Eye in the Sky stars Academy Award winner Helen Mirren as a pragmatic, no-nonsense Colonel of the British armed forces as she coordinates a surveillance and strike operation with U.S and Kenyan forces against Al-Shabaab terrorists within the Kenyan capital. It is a short, but smart film, that pulls you to the edge of your seat as you hope that everything goes as planned, while forcing you to question the decisions made.

Helen Mirren is at the center of the film, but the work does not rest entirely on her performance. Instead, it is bolstered by its supporting cast including Alan Rickman, playing a British Lieutenant, who acts as the broker between the hawkish British military and its gutless political supervisors. Aaron Paul, famous for his portrayal of Breaking Bad’s Jesse Pinkman, finally proves his worth as a film actor as Steve Watts, a low-ranking American soldier who is assigned to control the armed drone during the entire operation.

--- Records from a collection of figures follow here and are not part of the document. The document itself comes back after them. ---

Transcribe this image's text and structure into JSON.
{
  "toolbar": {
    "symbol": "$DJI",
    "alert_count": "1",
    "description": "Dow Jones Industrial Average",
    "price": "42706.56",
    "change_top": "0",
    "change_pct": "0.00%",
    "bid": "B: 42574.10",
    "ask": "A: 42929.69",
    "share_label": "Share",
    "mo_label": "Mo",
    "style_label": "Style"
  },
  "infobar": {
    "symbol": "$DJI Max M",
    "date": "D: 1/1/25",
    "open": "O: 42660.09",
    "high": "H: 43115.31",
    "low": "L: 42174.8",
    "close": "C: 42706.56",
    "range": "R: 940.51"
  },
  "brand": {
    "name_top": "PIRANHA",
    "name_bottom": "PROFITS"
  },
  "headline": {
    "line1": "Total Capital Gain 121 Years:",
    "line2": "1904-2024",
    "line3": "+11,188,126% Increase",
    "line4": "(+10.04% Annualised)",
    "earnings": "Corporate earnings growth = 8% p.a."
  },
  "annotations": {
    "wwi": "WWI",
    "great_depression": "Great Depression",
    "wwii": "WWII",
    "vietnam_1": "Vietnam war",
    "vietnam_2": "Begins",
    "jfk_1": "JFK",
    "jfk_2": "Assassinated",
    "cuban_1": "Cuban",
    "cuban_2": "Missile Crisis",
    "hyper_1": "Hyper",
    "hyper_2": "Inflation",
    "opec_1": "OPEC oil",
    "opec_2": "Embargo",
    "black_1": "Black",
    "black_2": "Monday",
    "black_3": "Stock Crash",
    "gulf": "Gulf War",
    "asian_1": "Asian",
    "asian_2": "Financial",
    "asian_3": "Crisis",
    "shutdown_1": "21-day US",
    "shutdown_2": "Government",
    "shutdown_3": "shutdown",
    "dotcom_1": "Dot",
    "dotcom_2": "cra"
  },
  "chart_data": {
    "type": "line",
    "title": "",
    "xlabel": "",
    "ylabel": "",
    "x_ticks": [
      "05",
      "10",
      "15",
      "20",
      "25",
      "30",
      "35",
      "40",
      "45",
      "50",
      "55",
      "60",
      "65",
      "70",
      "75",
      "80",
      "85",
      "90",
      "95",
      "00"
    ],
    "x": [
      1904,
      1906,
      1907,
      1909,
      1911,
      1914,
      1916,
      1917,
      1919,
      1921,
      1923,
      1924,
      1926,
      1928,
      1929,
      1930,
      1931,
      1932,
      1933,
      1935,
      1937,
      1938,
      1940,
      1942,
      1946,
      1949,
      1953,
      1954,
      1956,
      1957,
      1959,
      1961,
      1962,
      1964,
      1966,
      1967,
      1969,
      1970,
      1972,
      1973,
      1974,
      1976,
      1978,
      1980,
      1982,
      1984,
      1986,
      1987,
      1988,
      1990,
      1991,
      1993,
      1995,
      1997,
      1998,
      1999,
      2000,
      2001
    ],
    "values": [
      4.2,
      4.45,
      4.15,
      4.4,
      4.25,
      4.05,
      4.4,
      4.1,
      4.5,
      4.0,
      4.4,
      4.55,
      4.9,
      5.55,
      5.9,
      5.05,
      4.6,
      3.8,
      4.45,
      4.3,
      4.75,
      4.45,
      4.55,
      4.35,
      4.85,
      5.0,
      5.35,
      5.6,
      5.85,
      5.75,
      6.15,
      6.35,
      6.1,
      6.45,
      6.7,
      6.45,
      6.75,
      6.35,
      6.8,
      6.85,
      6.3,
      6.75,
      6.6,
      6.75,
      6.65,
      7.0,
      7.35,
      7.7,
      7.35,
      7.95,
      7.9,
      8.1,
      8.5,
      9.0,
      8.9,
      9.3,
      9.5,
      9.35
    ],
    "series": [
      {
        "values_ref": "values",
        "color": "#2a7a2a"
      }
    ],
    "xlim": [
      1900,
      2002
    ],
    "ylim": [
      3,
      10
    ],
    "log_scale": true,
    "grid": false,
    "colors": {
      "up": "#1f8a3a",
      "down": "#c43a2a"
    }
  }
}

Putting the film’s impressive cast aside, Eye in the Sky’s simple plot works beautifully. Each character is operating from a different location, yet their efficient coordination is reminiscent of the cogs of a wheel where one mishap clogs the entire machine. The operation’s strength in numbers is also its main weakness. Viewers get a first-hand look into how difficult it can be for multiple states to agree on a single course of action and how easily the political implications of actions can block sane military decisions.

Despite the controversy that surrounds the use of drone strikes, this film refuses to take a stance on the subject, presenting the views of both sides. The military act as hawks, and often disregards the possible loss of civilian lives in order to get the job done while British politicians try to minimize any collateral damage in fear of popular backlash. The heated debate between both parties informs viewers without favoring any side. To director Gavin Hood’s credit, it is quite rare for a film to act so impartially when facing such a contentious topic.

This is a great film from a relatively unreliable director. Gavin Hood’s previous film, Ender’s Game, was a moderate success with mixed review. X-Men Origins: Wolverine, his other commercial success, was extremely underwhelming and agitated a lot of Deadpool fans for botching the iconic character’s first cinematic depiction. Eye in the Sky is a step back from the big budget franchises, focusing deeply on internal character struggles, proving that he does have a future in Hollywood.

Eye in the Sky is a high tension film with a clever plot that leaves the viewer in cold sweats. The thriller is driven by its powerful cast, and it would be hard to find a better film to serve as Alan Rickman’s final goodbye. The film may feel like a clash of the military and sci-fi genres until one realizes that such astounding technology is the current face of warfare. As scientific developments progresses further and further, the most terrifying scenes of combat films may focus on beads of sweat and the push of a button over explosions and trigger fingers.